In a night of great drama, which saw Labour leader Jeremy Corbyn keep his seat with an increased majority and the defeat of former Liberal Democrat leader Nick Clegg, Theresa May held her seat with a slight drop, as she saw her overall majority in parliament fall, despite hoping for a landslide victory.
She wanted to gain a personal mandate to go into the Brexit negotiations with Brussels, with a larger majority in the House of Commons, so that she could strike a deal with the EU which — as she said in her speech after triggering Article 50 of the Treaty of Lisbon — would give her "a mandate to lead Britain".
When she called the election, April 2017, May was well ahead in the opinion polls, with many showing her party with a 24-point lead in the opinion polls. However, by the time of the election, June 8, the gap between her Conservative Party and Jeremy Corbyn's Labour Party was as close as three percent.

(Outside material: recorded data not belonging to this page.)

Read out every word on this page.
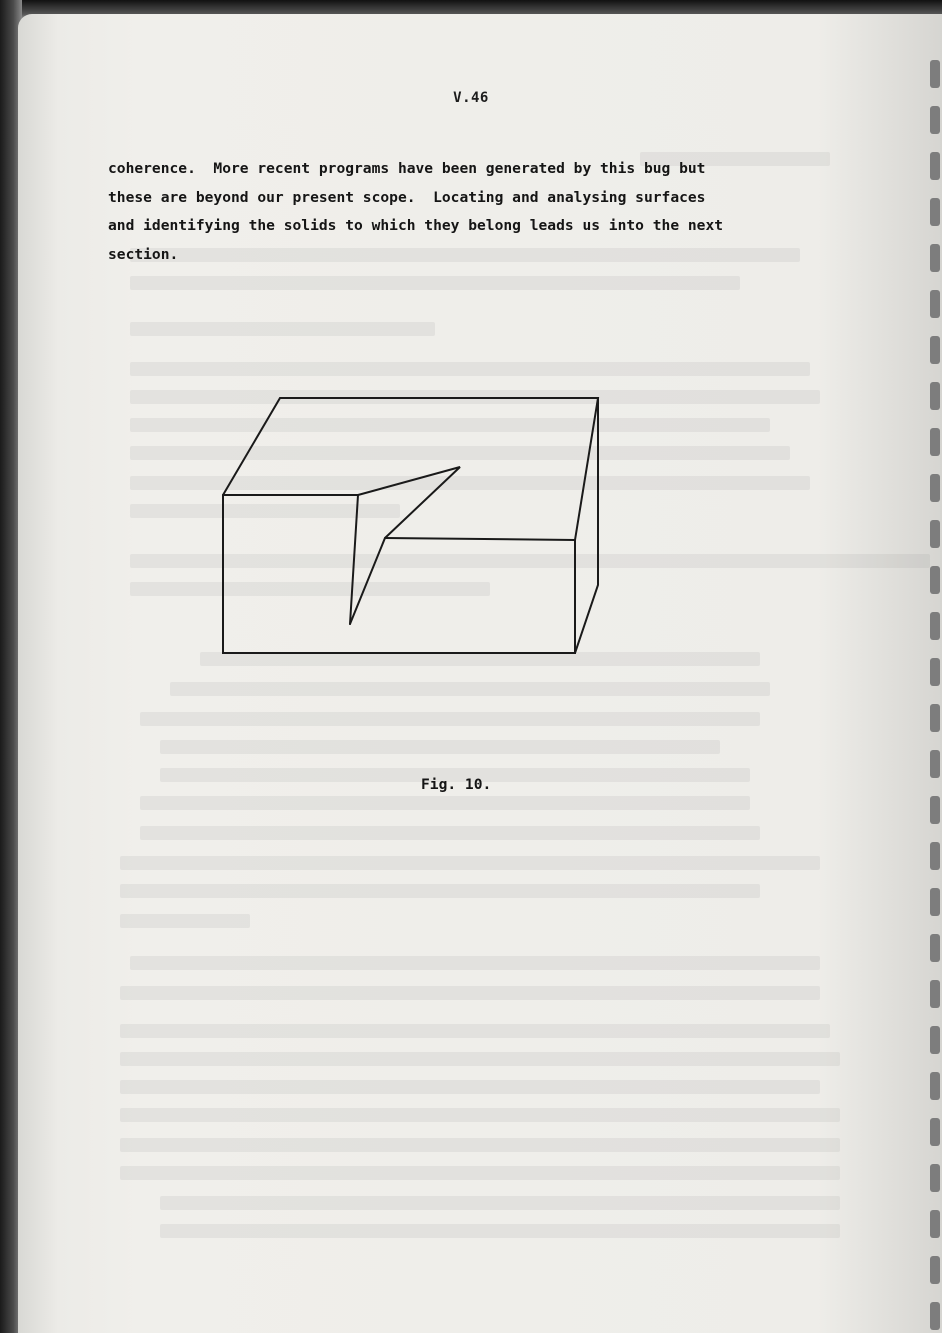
V.46
coherence.  More recent programs have been generated by this bug but
these are beyond our present scope.  Locating and analysing surfaces
and identifying the solids to which they belong leads us into the next
section.
Fig. 10.
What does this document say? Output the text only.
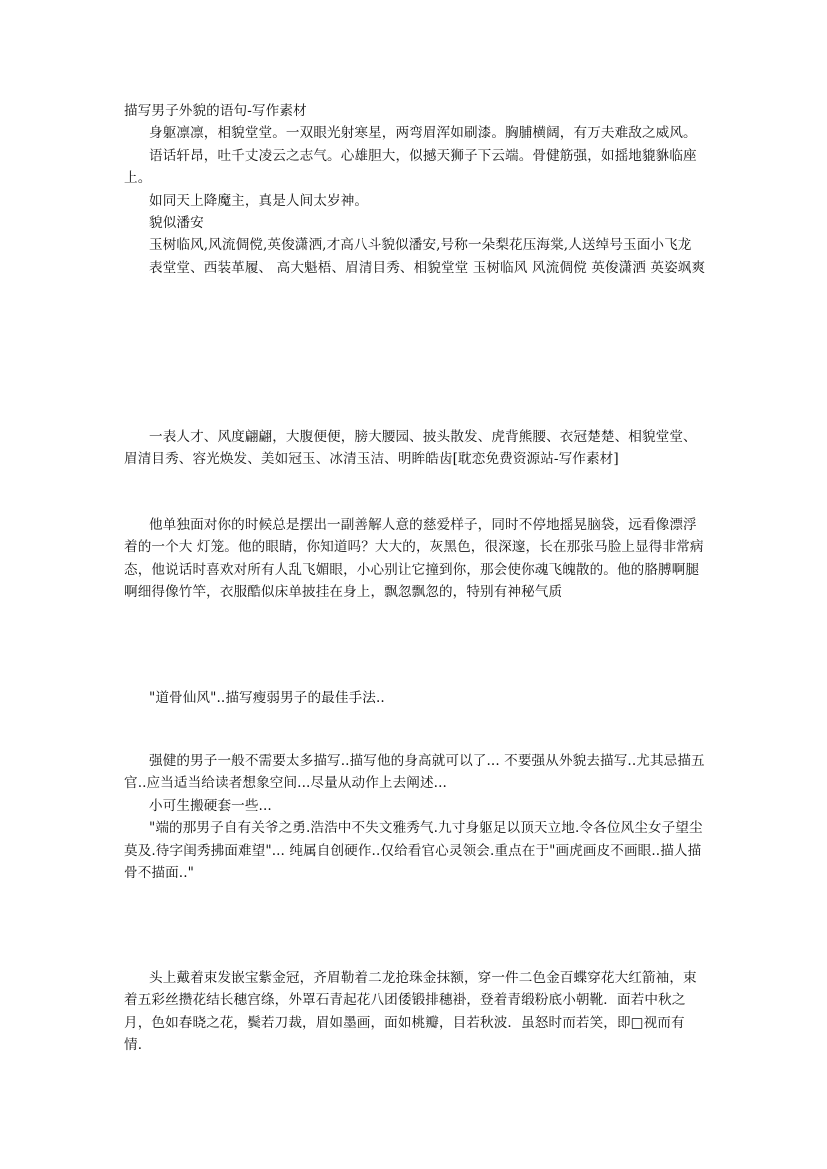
描写男子外貌的语句-写作素材

身躯凛凛，相貌堂堂。一双眼光射寒星，两弯眉浑如刷漆。胸脯横阔，有万夫难敌之威风。

语话轩昂，吐千丈凌云之志气。心雄胆大，似撼天狮子下云端。骨健筋强，如摇地貔貅临座上。

如同天上降魔主，真是人间太岁神。

貌似潘安

玉树临风,风流倜傥,英俊潇洒,才高八斗貌似潘安,号称一朵梨花压海棠,人送绰号玉面小飞龙

表堂堂、西装革履、 高大魁梧、眉清目秀、相貌堂堂 玉树临风 风流倜傥 英俊潇洒 英姿飒爽

一表人才、风度翩翩，大腹便便，膀大腰园、披头散发、虎背熊腰、衣冠楚楚、相貌堂堂、眉清目秀、容光焕发、美如冠玉、冰清玉洁、明眸皓齿[耽恋免费资源站-写作素材]

他单独面对你的时候总是摆出一副善解人意的慈爱样子，同时不停地摇晃脑袋，远看像漂浮着的一个大 灯笼。他的眼睛，你知道吗？大大的，灰黑色，很深邃，长在那张马脸上显得非常病态，他说话时喜欢对所有人乱飞媚眼，小心别让它撞到你，那会使你魂飞魄散的。他的胳膊啊腿啊细得像竹竿，衣服酷似床单披挂在身上，飘忽飘忽的，特别有神秘气质

"道骨仙风"..描写瘦弱男子的最佳手法..

强健的男子一般不需要太多描写..描写他的身高就可以了... 不要强从外貌去描写..尤其忌描五官..应当适当给读者想象空间...尽量从动作上去阐述...

小可生搬硬套一些...

"端的那男子自有关爷之勇.浩浩中不失文雅秀气.九寸身躯足以顶天立地.令各位风尘女子望尘莫及.待字闺秀拂面难望"... 纯属自创硬作..仅给看官心灵领会.重点在于"画虎画皮不画眼..描人描骨不描面.."

头上戴着束发嵌宝紫金冠，齐眉勒着二龙抢珠金抹额，穿一件二色金百蝶穿花大红箭袖，束着五彩丝攒花结长穗宫绦，外罩石青起花八团倭锻排穗褂，登着青缎粉底小朝靴．面若中秋之月，色如春晓之花，鬓若刀裁，眉如墨画，面如桃瓣，目若秋波．虽怒时而若笑，即□视而有情．
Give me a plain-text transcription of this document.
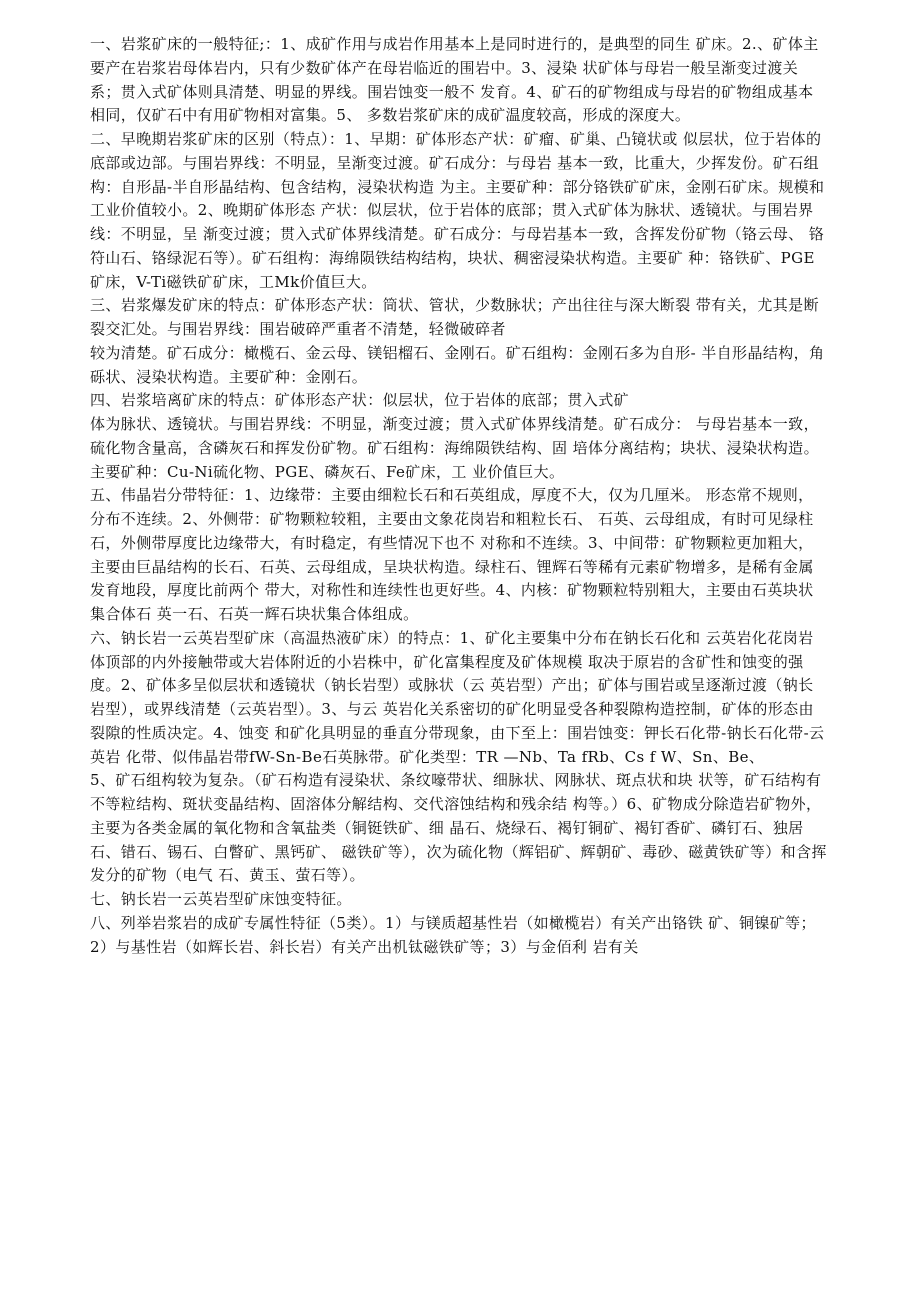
一、岩浆矿床的一般特征;：1、成矿作用与成岩作用基本上是同时进行的，是典型的同生 矿床。2.、矿体主要产在岩浆岩母体岩内，只有少数矿体产在母岩临近的围岩中。3、浸染 状矿体与母岩一般呈渐变过渡关系；贯入式矿体则具清楚、明显的界线。围岩蚀变一般不 发育。4、矿石的矿物组成与母岩的矿物组成基本相同，仅矿石中有用矿物相对富集。5、 多数岩浆矿床的成矿温度较高，形成的深度大。

二、早晚期岩浆矿床的区别（特点）：1、早期：矿体形态产状：矿瘤、矿巢、凸镜状或 似层状，位于岩体的底部或边部。与围岩界线：不明显，呈渐变过渡。矿石成分：与母岩 基本一致，比重大，少挥发份。矿石组构：自形晶-半自形晶结构、包含结构，浸染状构造 为主。主要矿种：部分铬铁矿矿床，金刚石矿床。规模和工业价值较小。2、晚期矿体形态 产状：似层状，位于岩体的底部；贯入式矿体为脉状、透镜状。与围岩界线：不明显，呈 渐变过渡；贯入式矿体界线清楚。矿石成分：与母岩基本一致，含挥发份矿物（铬云母、 铬符山石、铬绿泥石等）。矿石组构：海绵陨铁结构结构，块状、稠密浸染状构造。主要矿 种：铬铁矿、PGE矿床，V-Ti磁铁矿矿床，工Mk价值巨大。

三、岩浆爆发矿床的特点：矿体形态产状：筒状、管状，少数脉状；产出往往与深大断裂 带有关，尤其是断裂交汇处。与围岩界线：围岩破碎严重者不清楚，轻微破碎者

较为清楚。矿石成分：橄榄石、金云母、镁铝榴石、金刚石。矿石组构：金刚石多为自形- 半自形晶结构，角砾状、浸染状构造。主要矿种：金刚石。

四、岩浆培离矿床的特点：矿体形态产状：似层状，位于岩体的底部；贯入式矿

体为脉状、透镜状。与围岩界线：不明显，渐变过渡；贯入式矿体界线清楚。矿石成分： 与母岩基本一致，硫化物含量高，含磷灰石和挥发份矿物。矿石组构：海绵陨铁结构、固 培体分离结构；块状、浸染状构造。主要矿种：Cu-Ni硫化物、PGE、磷灰石、Fe矿床，工 业价值巨大。

五、伟晶岩分带特征：1、边缘带：主要由细粒长石和石英组成，厚度不大，仅为几厘米。 形态常不规则，分布不连续。2、外侧带：矿物颗粒较粗，主要由文象花岗岩和粗粒长石、 石英、云母组成，有时可见绿柱石，外侧带厚度比边缘带大，有时稳定，有些情况下也不 对称和不连续。3、中间带：矿物颗粒更加粗大，主要由巨晶结构的长石、石英、云母组成，呈块状构造。绿柱石、锂辉石等稀有元素矿物增多，是稀有金属发育地段，厚度比前两个 带大，对称性和连续性也更好些。4、内核：矿物颗粒特别粗大，主要由石英块状集合体石 英一石、石英一辉石块状集合体组成。

六、钠长岩一云英岩型矿床（高温热液矿床）的特点：1、矿化主要集中分布在钠长石化和 云英岩化花岗岩体顶部的内外接触带或大岩体附近的小岩株中，矿化富集程度及矿体规模 取决于原岩的含矿性和蚀变的强度。2、矿体多呈似层状和透镜状（钠长岩型）或脉状（云 英岩型）产出；矿体与围岩或呈逐渐过渡（钠长岩型），或界线清楚（云英岩型）。3、与云 英岩化关系密切的矿化明显受各种裂隙构造控制，矿体的形态由裂隙的性质决定。4、蚀变 和矿化具明显的垂直分带现象，由下至上：围岩蚀变：钾长石化带-钠长石化带-云英岩 化带、似伟晶岩带fW-Sn-Be石英脉带。矿化类型：TR —Nb、Ta fRb、Cs f W、Sn、Be、

5、矿石组构较为复杂。（矿石构造有浸染状、条纹嚎带状、细脉状、网脉状、斑点状和块 状等，矿石结构有不等粒结构、斑状变晶结构、固溶体分解结构、交代溶蚀结构和残余结 构等。）6、矿物成分除造岩矿物外，主要为各类金属的氧化物和含氧盐类（铜铤铁矿、细 晶石、烧绿石、褐钉铜矿、褐钉香矿、磷钉石、独居石、错石、锡石、白瞥矿、黑钙矿、 磁铁矿等），次为硫化物（辉铝矿、辉朝矿、毒砂、磁黄铁矿等）和含挥发分的矿物（电气 石、黄玉、萤石等）。

七、钠长岩一云英岩型矿床蚀变特征。

八、列举岩浆岩的成矿专属性特征（5类）。1）与镁质超基性岩（如橄榄岩）有关产出铬铁 矿、铜镍矿等；2）与基性岩（如辉长岩、斜长岩）有关产出机钛磁铁矿等；3）与金佰利 岩有关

As the night of counting unfolded, June 9, it became clear that May's bid for a larger majority was looking shaky. Having refused to go head-to-head with other political leaders in TV debates, she looked increasingly isolated.
Now, she finds herself still Prime Minister — at the moment — with no overall majority and facing the prospect of having to form a minority government and going into the Brexit negotiations with nothing like the ringing endorsement she wanted, which does not bode well for her chances with Brussels.
Moreover, with the final result yet to be declared, commentators are talking of another election in the autumn, which will throw the whole Brexit process into disarray, which will mena bad news for London, as well as bad news from the EU.